Cooley Cares provides 300 holiday meals


– Photos courtesy of Thomas M.  Cooley Law School-Auburn Hills

By John Minnis
Legal News

Efforts by students at Thomas M. Cooley-Auburn Hills Law School to provide Thanksgiving meals to disadvantaged families in Pontiac have grown exponentially over the past several years.

When Cooley-Auburn Hills law student Emery McClendon began the Thanksgiving meal drive for less-fortunate Pontiac families in 2008, he and his fellow students and faculty and staff provided 100 meals.
The following year, 2009, they boxed 200 meals.

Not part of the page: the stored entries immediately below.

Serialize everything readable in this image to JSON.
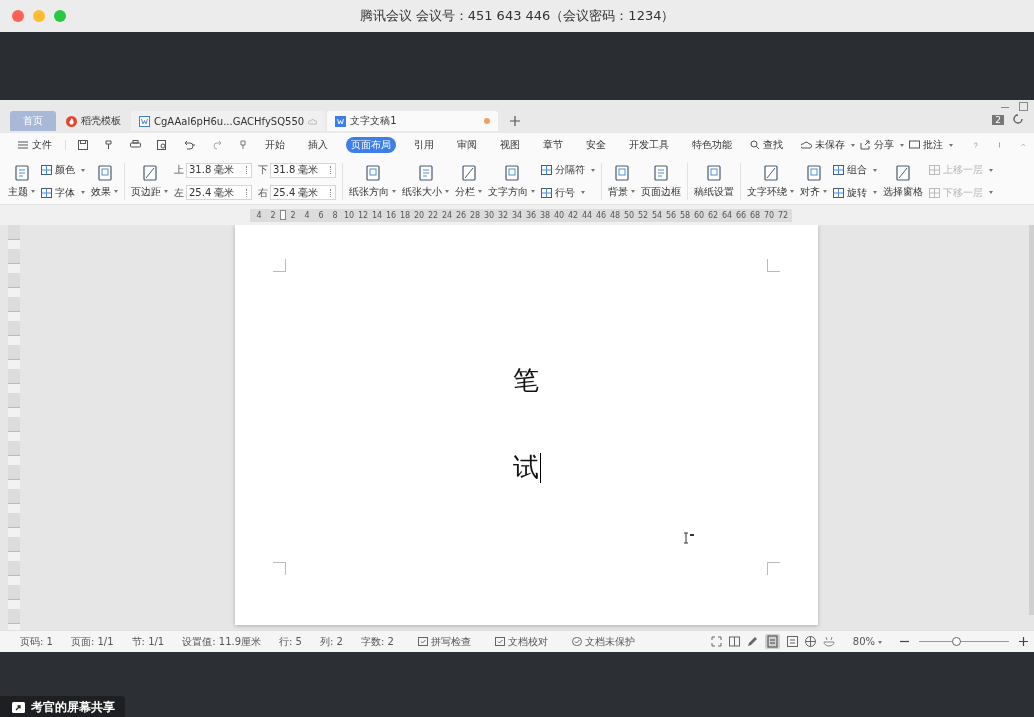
{
  "window": {
    "title": "腾讯会议 会议号：451 643 446（会议密码：1234）"
  },
  "tabs": [
    {
      "label": "首页",
      "kind": "home",
      "selected": false
    },
    {
      "label": "稻壳模板",
      "kind": "docer",
      "selected": false
    },
    {
      "label": "CgAAal6pH6u...GACHfySQ550",
      "kind": "doc",
      "selected": false
    },
    {
      "label": "文字文稿1",
      "kind": "doc",
      "selected": true
    }
  ],
  "window_badge": "2",
  "menu": {
    "file": "文件",
    "items": [
      {
        "label": "开始",
        "selected": false
      },
      {
        "label": "插入",
        "selected": false
      },
      {
        "label": "页面布局",
        "selected": true
      },
      {
        "label": "引用",
        "selected": false
      },
      {
        "label": "审阅",
        "selected": false
      },
      {
        "label": "视图",
        "selected": false
      },
      {
        "label": "章节",
        "selected": false
      },
      {
        "label": "安全",
        "selected": false
      },
      {
        "label": "开发工具",
        "selected": false
      },
      {
        "label": "特色功能",
        "selected": false
      }
    ],
    "search": "查找",
    "actions": [
      {
        "label": "未保存"
      },
      {
        "label": "分享"
      },
      {
        "label": "批注"
      }
    ]
  },
  "ribbon": [
    {
      "kind": "large",
      "label": "主题",
      "dropdown": true
    },
    {
      "kind": "stack",
      "items": [
        {
          "label": "颜色",
          "dropdown": true,
          "disabled": false
        },
        {
          "label": "字体",
          "dropdown": true,
          "disabled": false
        }
      ]
    },
    {
      "kind": "large",
      "label": "效果",
      "dropdown": true
    },
    {
      "kind": "sep"
    },
    {
      "kind": "large",
      "label": "页边距",
      "dropdown": true
    },
    {
      "kind": "fields",
      "items": [
        {
          "label": "上",
          "value": "31.8 毫米"
        },
        {
          "label": "左",
          "value": "25.4 毫米"
        }
      ]
    },
    {
      "kind": "fields",
      "items": [
        {
          "label": "下",
          "value": "31.8 毫米"
        },
        {
          "label": "右",
          "value": "25.4 毫米"
        }
      ]
    },
    {
      "kind": "sep"
    },
    {
      "kind": "large",
      "label": "纸张方向",
      "dropdown": true
    },
    {
      "kind": "large",
      "label": "纸张大小",
      "dropdown": true
    },
    {
      "kind": "large",
      "label": "分栏",
      "dropdown": true
    },
    {
      "kind": "large",
      "label": "文字方向",
      "dropdown": true
    },
    {
      "kind": "stack",
      "items": [
        {
          "label": "分隔符",
          "dropdown": true,
          "disabled": false
        },
        {
          "label": "行号",
          "dropdown": true,
          "disabled": false
        }
      ]
    },
    {
      "kind": "sep"
    },
    {
      "kind": "large",
      "label": "背景",
      "dropdown": true
    },
    {
      "kind": "large",
      "label": "页面边框",
      "dropdown": false
    },
    {
      "kind": "sep"
    },
    {
      "kind": "large",
      "label": "稿纸设置",
      "dropdown": false
    },
    {
      "kind": "sep"
    },
    {
      "kind": "large",
      "label": "文字环绕",
      "dropdown": true
    },
    {
      "kind": "large",
      "label": "对齐",
      "dropdown": true
    },
    {
      "kind": "stack",
      "items": [
        {
          "label": "组合",
          "dropdown": true,
          "disabled": false
        },
        {
          "label": "旋转",
          "dropdown": true,
          "disabled": false
        }
      ]
    },
    {
      "kind": "large",
      "label": "选择窗格",
      "dropdown": false
    },
    {
      "kind": "stack",
      "items": [
        {
          "label": "上移一层",
          "dropdown": true,
          "disabled": true
        },
        {
          "label": "下移一层",
          "dropdown": true,
          "disabled": true
        }
      ]
    }
  ],
  "ruler": [
    "4",
    "2",
    "2",
    "4",
    "6",
    "8",
    "10",
    "12",
    "14",
    "16",
    "18",
    "20",
    "22",
    "24",
    "26",
    "28",
    "30",
    "32",
    "34",
    "36",
    "38",
    "40",
    "42",
    "44",
    "46",
    "48",
    "50",
    "52",
    "54",
    "56",
    "58",
    "60",
    "62",
    "64",
    "66",
    "68",
    "70",
    "72"
  ],
  "document": {
    "lines": [
      "笔",
      "试"
    ]
  },
  "status_bar": {
    "items": [
      {
        "kind": "text",
        "label": "页码: 1"
      },
      {
        "kind": "text",
        "label": "页面: 1/1"
      },
      {
        "kind": "text",
        "label": "节: 1/1"
      },
      {
        "kind": "text",
        "label": "设置值: 11.9厘米"
      },
      {
        "kind": "text",
        "label": "行: 5"
      },
      {
        "kind": "text",
        "label": "列: 2"
      },
      {
        "kind": "text",
        "label": "字数: 2"
      },
      {
        "kind": "button",
        "label": "拼写检查"
      },
      {
        "kind": "button",
        "label": "文档校对"
      },
      {
        "kind": "button",
        "label": "文档未保护"
      }
    ],
    "zoom": "80%",
    "zoom_level": {
      "level": 0.42
    }
  },
  "share_badge": "考官的屏幕共享"
}
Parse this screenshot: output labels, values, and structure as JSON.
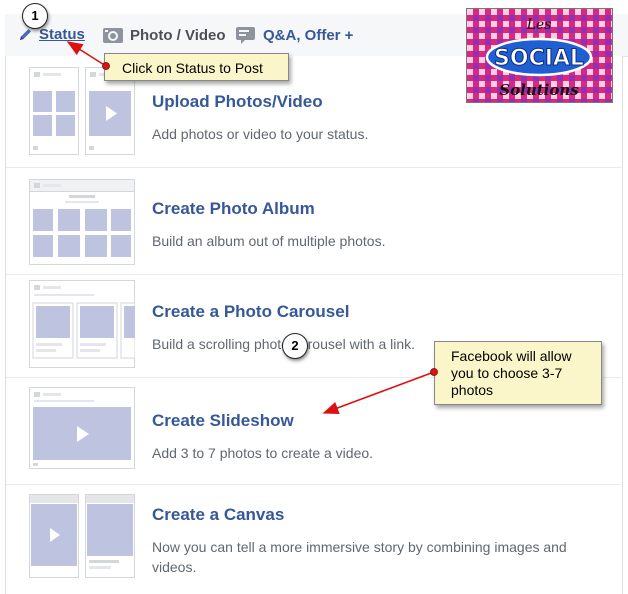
{
  "composer": {
    "tabs": [
      {
        "label": "Status",
        "icon": "pencil-icon"
      },
      {
        "label": "Photo / Video",
        "icon": "camera-icon"
      },
      {
        "label": "Q&A, Offer +",
        "icon": "chat-icon"
      }
    ]
  },
  "options": [
    {
      "title": "Upload Photos/Video",
      "description": "Add photos or video to your status."
    },
    {
      "title": "Create Photo Album",
      "description": "Build an album out of multiple photos."
    },
    {
      "title": "Create a Photo Carousel",
      "description": "Build a scrolling photo carousel with a link."
    },
    {
      "title": "Create Slideshow",
      "description": "Add 3 to 7 photos to create a video."
    },
    {
      "title": "Create a Canvas",
      "description": "Now you can tell a more immersive story by combining images and videos."
    }
  ],
  "logo": {
    "line1": "Les",
    "line2": "SOCIAL",
    "line3": "Solutions"
  },
  "annotations": [
    {
      "number": "1",
      "text": "Click on Status to Post"
    },
    {
      "number": "2",
      "text": "Facebook will allow you to choose 3-7 photos"
    }
  ],
  "colors": {
    "link": "#365899",
    "thumb": "#bec3e0",
    "callout": "#fbf6c9",
    "arrow": "#dd1111"
  }
}
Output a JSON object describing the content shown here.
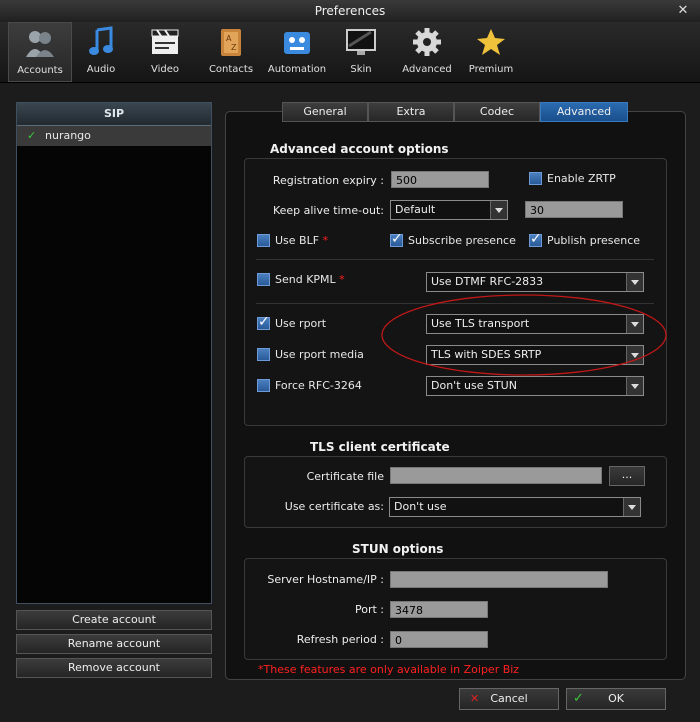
{
  "window": {
    "title": "Preferences"
  },
  "toolbar": {
    "items": [
      {
        "label": "Accounts",
        "icon": "accounts-icon",
        "active": true
      },
      {
        "label": "Audio",
        "icon": "audio-icon"
      },
      {
        "label": "Video",
        "icon": "video-icon"
      },
      {
        "label": "Contacts",
        "icon": "contacts-icon"
      },
      {
        "label": "Automation",
        "icon": "automation-icon"
      },
      {
        "label": "Skin",
        "icon": "skin-icon"
      },
      {
        "label": "Advanced",
        "icon": "advanced-icon"
      },
      {
        "label": "Premium",
        "icon": "premium-icon"
      }
    ]
  },
  "sidebar": {
    "header": "SIP",
    "accounts": [
      {
        "name": "nurango",
        "check": "✓"
      }
    ],
    "buttons": {
      "create": "Create account",
      "rename": "Rename account",
      "remove": "Remove account"
    }
  },
  "tabs": [
    {
      "label": "General"
    },
    {
      "label": "Extra"
    },
    {
      "label": "Codec"
    },
    {
      "label": "Advanced",
      "active": true
    }
  ],
  "advanced": {
    "title": "Advanced account options",
    "registration_expiry": {
      "label": "Registration expiry :",
      "value": "500"
    },
    "enable_zrtp": {
      "label": "Enable ZRTP",
      "checked": false
    },
    "keep_alive": {
      "label": "Keep alive time-out:",
      "select": "Default",
      "value": "30"
    },
    "use_blf": {
      "label": "Use BLF",
      "star": "*",
      "checked": false
    },
    "subscribe_presence": {
      "label": "Subscribe presence",
      "checked": true
    },
    "publish_presence": {
      "label": "Publish presence",
      "checked": true
    },
    "send_kpml": {
      "label": "Send KPML",
      "star": "*",
      "checked": false
    },
    "dtmf_select": "Use DTMF RFC-2833",
    "use_rport": {
      "label": "Use rport",
      "checked": true
    },
    "transport_select": "Use TLS transport",
    "use_rport_media": {
      "label": "Use rport media",
      "checked": false
    },
    "srtp_select": "TLS with SDES SRTP",
    "force_rfc3264": {
      "label": "Force RFC-3264",
      "checked": false
    },
    "stun_select": "Don't use STUN"
  },
  "tls": {
    "title": "TLS client certificate",
    "certificate_file": {
      "label": "Certificate file",
      "value": ""
    },
    "browse_label": "...",
    "use_certificate_as": {
      "label": "Use certificate as:",
      "select": "Don't use"
    }
  },
  "stun": {
    "title": "STUN options",
    "server": {
      "label": "Server Hostname/IP :",
      "value": ""
    },
    "port": {
      "label": "Port :",
      "value": "3478"
    },
    "refresh": {
      "label": "Refresh period :",
      "value": "0"
    }
  },
  "footer": {
    "note": "*These features are only available in Zoiper Biz",
    "cancel": "Cancel",
    "ok": "OK"
  },
  "colors": {
    "accent": "#1a4f8c",
    "warning": "#ff2020",
    "ok_check": "#3cc83c",
    "cancel_x": "#e02020",
    "annotation": "#c01818"
  }
}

This year, the Cooley Cares - Feeding 300 program — in partnership with the Oakland County Bar Association, Kappa Alpha Psi Fraternity, Alpha Kappa Alpha Sorority, Pontiac High School and the City of Pontiac — provided 300 Thanksgiving meals with all the trimmings to Pontiac families who likely would have gone without.

McClendon, now a third-year law student serving an externship in California, was not able to help out this year. Taking his place as meal master was Rudy Glynn Vrba, also a 3L.

“I didn’t realize how much work it was,” he said, “or I might not have done it.”

Nevertheless, by 10 a.m. on Monday morning, he and his fellow students were nearly finished boxing 300 meals, including two cans of green beans, two cans of corn, mashed potatoes and gravy, stuffing, rolls, mac and cheese, pop, cake mix and frosting.

Students in six vehicles had already delivered the 300 turkeys to Pontiac International Baccalaureate/New Tech High School, where they filled the school’s walk-in freezer.

The turkeys came from the Restaurant Depot, where Vrba was able to get the 12- to 15-pound birds for $1.09 a pound, which he thought was a pretty good deal.

“The price of turkey went up this year,” he said. “When you’re buying 300 turkeys, $1.10 or $1.20 a pound makes a difference.”
At 4,000 pounds of turkey, Vrba is right.

The students went to Sam’s Club for stuffing, green beans, corn, etc., and “emptied the shelves” at Meijer’s of mashed potatoes. “We cleaned out Meijer’s of every box of mashed potatoes they had,” Vrba said.

Two-liter bottles of pop were bought at Wal-Mart.

“It’s mostly been just a logistical effort,” Vrba said.

Once the foodstuffs were assembled in Room 145 at the Auburn Hills campus, the boxing was an assembly-line effort.

Now came the problem of transporting 300 boxes to the Pontiac high school.

“Who’s got a truck or van?” Vrba shouted.

The Cooley Cares Thanksgiving meal drive was truly a school-wide effort, involving students, faculty and staff.

“If you walk into this building everyday, you did something,” Vrba said. “Everyone helped with this. Even the custodians helped lug stuff around.”

Cooley Cares raised $5,200 to purchase turkeys and foodstuffs for the 300 Thanksgiving meals, with some leftovers for next year.

“We came in under budget,” Verba said, “which will be a good start for next year.”

When asked whether 300 meals was the upper limit of what the school could do for Thanksgiving meals for Pontiac’ disadvantaged, Vrba would not agree.

“Once you’ve done 200 or 300 meals,” he said, “doing 100 more would not be a problem.”

Next year’s goal: 400 meals? Don’t bet against Cooley Cares.